Zoe Smith: What I Wish I’d Known When I Started Weightlifting

I first turned up to the weightlifting gym at 12 years old, barefoot, wearing a gymnastics leotard, having been sent down to the weights gym from my gymnastics session to ‘have a go’ at weightlifting. I didn’t know then that from that moment onwards, weightlifting would feature quite so heavily in my life! In this post, I’ll be addressing some of the things that 12-year-old me would’ve found helpful and hopefully can save you some time in the future if you’ve chosen to take up weightlifting too. For a start, you’re going to want to wear shoes and something other than a gymnastics leotard...

There Is No Quick Fix For Nailing Technique

I tell people that I took to weightlifting fairly naturally, but looking back on my old videos, it turns out that’s a big fat lie. Watching myself lift aged 12 is painful - I was so uncoordinated, gangly and awkward! 12 years on, it still leaves a lot to be desired but it’s a hell of a lot better.

There is no shortcut - the key ingredients to improvement are consistency, practice and listening to your coach. However, there are additional things you can do - I like to film my lifts and check that I’m hitting the key positions for each lift and play at being my own coach. With practice, you’ll start to recognise both visually and by feel the difference between a good and a bad lift - but it’ll mean doing lots of both before you get there!

Work On Your Weaknesses

A lot of sports use the weightlifting movements (snatch and clean & jerk) for their strength and conditioning but that doesn’t mean we as weightlifters have covered all bases. I work with an S&C coach to identify my areas of weakness and try to improve them to avoid injury in the long term - something that has held me back from progressing for long periods of time. A good place to start in terms of ensuring you’re robust enough to withstand your weightlifting training is making sure you don’t have any major imbalances - e.g. is one leg way stronger? Do you tend to favour one side heavily? If so, consider adding in some unilateral (one sided) exercises, e.g. dumbbell lunges, single leg hamstring curls/leg extensions.

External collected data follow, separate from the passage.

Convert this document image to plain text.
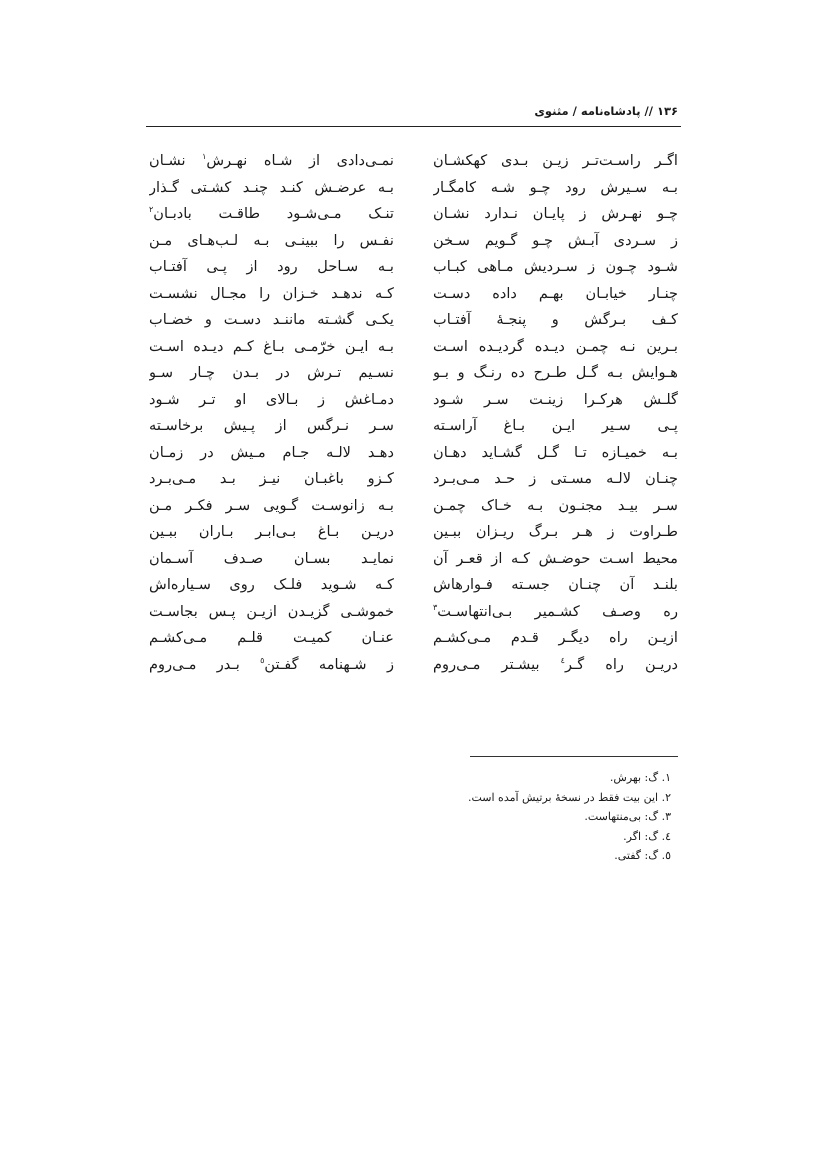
۱۳۶ // پادشاه‌نامه / مثنوی
اگـر راسـت‌تـر زیـن بـدی کهکشـان
بـه سـیرش رود چـو شـه کامگـار
چـو نهـرش ز پایـان نـدارد نشـان
ز سـردی آبـش چـو گـویم سـخن
شـود چـون ز سـردیش مـاهی کبـاب
چنـار خیابـان بهـم داده دسـت
کـف بـرگش و پنجـهٔ آفتـاب
بـرین نـه چمـن دیـده گردیـده اسـت
هـوایش بـه گـل طـرح ده رنـگ و بـو
گلـش هرکـرا زینـت سـر شـود
پـی سـیر ایـن بـاغ آراسـته
بـه خمیـازه تـا گـل گشـاید دهـان
چنـان لالـه مسـتی ز حـد مـی‌بـرد
سـر بیـد مجنـون بـه خـاک چمـن
طـراوت ز هـر بـرگ ریـزان ببـین
محیط اسـت حوضـش کـه از قعـر آن
بلنـد آن چنـان جسـته فـوارهاش
ره وصـف کشـمیر بـی‌انتهاسـت$^۳$
ازیـن راه دیگـر قـدم مـی‌کشـم
دریـن راه گـر$^٤$ بیشـتر مـی‌روم
نمـی‌دادی از شـاه نهـرش$^۱$ نشـان
بـه عرضـش کنـد چنـد کشـتی گـذار
تنـک مـی‌شـود طاقـت بادبـان$^۲$
نفـس را ببینـی بـه لـب‌هـای مـن
بـه سـاحل رود از پـی آفتـاب
کـه ندهـد خـزان را مجـال نشسـت
یکـی گشـته ماننـد دسـت و خضـاب
بـه ایـن خرّمـی بـاغ کـم دیـده اسـت
نسـیم تـرش در بـدن چـار سـو
دمـاغش ز بـالای او تـر شـود
سـر نـرگس از پـیش برخاسـته
دهـد لالـه جـام مـیش در زمـان
کـزو باغبـان نیـز بـد مـی‌بـرد
بـه زانوسـت گـویی سـر فکـر مـن
دریـن بـاغ بـی‌ابـر بـاران ببـین
نمایـد بسـان صـدف آسـمان
کـه شـوید فلـک روی سـیاره‌اش
خموشـی گزیـدن ازیـن پـس بجاسـت
عنـان کمیـت قلـم مـی‌کشـم
ز شـهنامه گفـتن$^٥$ بـدر مـی‌روم
۱. گ: بهرش.
۲. این بیت فقط در نسخهٔ برتیش آمده است.
۳. گ: بی‌منتهاست.
٤. گ: اگر.
٥. گ: گفتی.
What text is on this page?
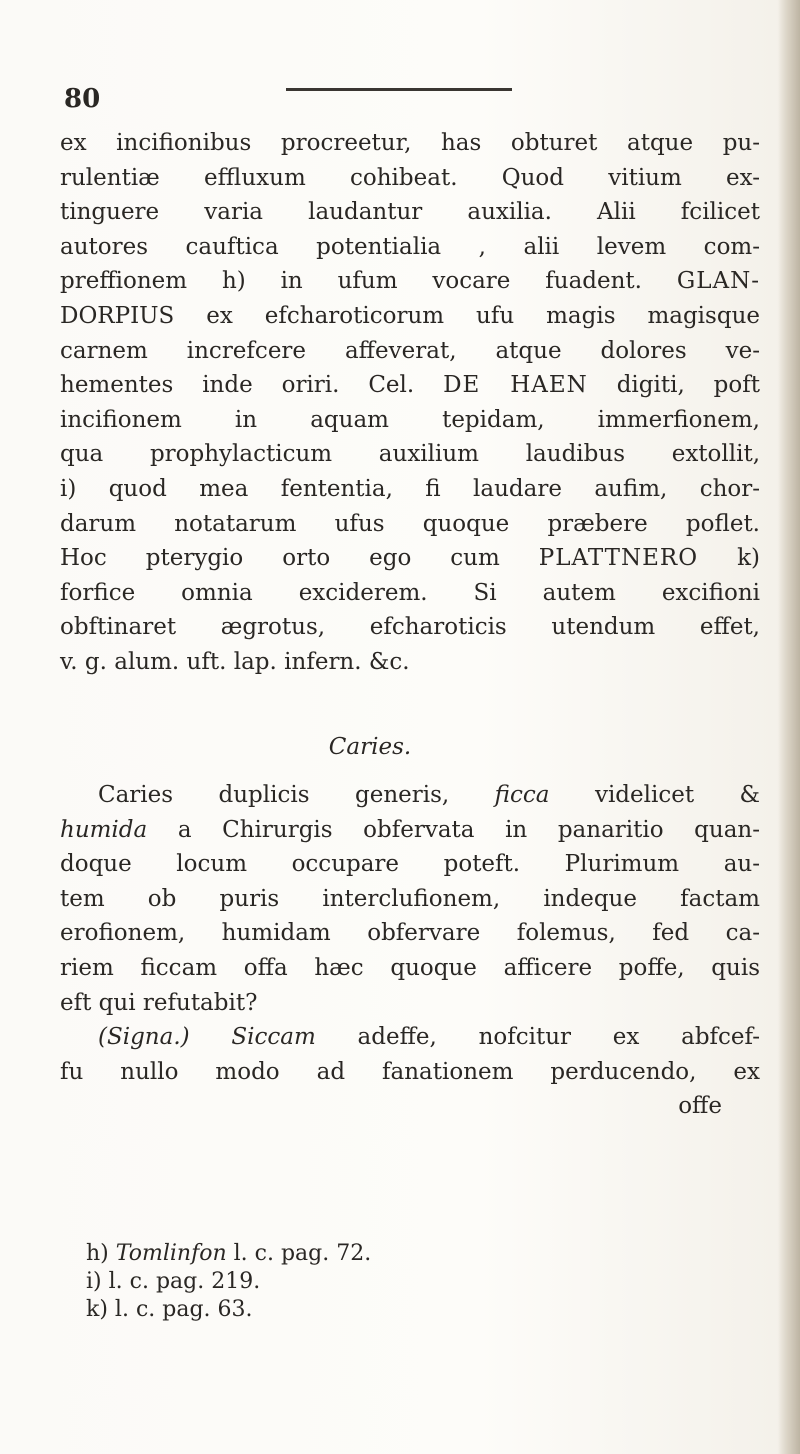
80
ex incifionibus procreetur, has obturet atque pu-
rulentiæ effluxum cohibeat. Quod vitium ex-
tinguere varia laudantur auxilia. Alii fcilicet
autores cauftica potentialia , alii levem com-
preffionem h) in ufum vocare fuadent. GLAN-
DORPIUS ex efcharoticorum ufu magis magisque
carnem increfcere affeverat, atque dolores ve-
hementes inde oriri. Cel. DE HAEN digiti, poft
incifionem in aquam tepidam, immerfionem,
qua prophylacticum auxilium laudibus extollit,
i) quod mea fententia, fi laudare aufim, chor-
darum notatarum ufus quoque præbere poflet.
Hoc pterygio orto ego cum PLATTNERO k)
forfice omnia exciderem. Si autem excifioni
obftinaret ægrotus, efcharoticis utendum effet,
v. g. alum. uft. lap. infern. &c.
Caries.
Caries duplicis generis, ficca videlicet &
humida a Chirurgis obfervata in panaritio quan-
doque locum occupare poteft. Plurimum au-
tem ob puris interclufionem, indeque factam
erofionem, humidam obfervare folemus, fed ca-
riem ficcam offa hæc quoque afficere poffe, quis
eft qui refutabit?
(Signa.) Siccam adeffe, nofcitur ex abfcef-
fu nullo modo ad fanationem perducendo, ex
offe
h) Tomlinfon l. c. pag. 72.
i) l. c. pag. 219.
k) l. c. pag. 63.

Another thing to consider is core strength - our backs take a lot of the load when lifting overhead so it’s important to make sure that our core is strong enough to keep up with the demand. Try adding planks into your programme - 3 rounds of 30 seconds on each side and gradually increase the time week by week.

Find Your Team Spirit

I’ve trained in many different environments with lots of different kinds of athletes. The factor that has made the biggest difference in my opinion is having a motivated team around me who make me want to get stuck into a session, even when it’s difficult. Training partners that push and challenge you are important too - having someone to push you along when you’re flagging can be a good way of getting the most out of your session. At my weightlifting club we generally have always done this by pairing up with another athlete lifting similar weights and completing your sessions together. It brings out the competitive side in both lifters and means every exercise is completed to the best of your ability!


So, while there are a multitude of factors that go into hitting big numbers on the platform and in the gym, in my experience covering these areas off is a good place to start. Hopefully this will come as some help to those of you reading that are trying weightlifting for the first time - I look forward to seeing you on the competition platform in the future!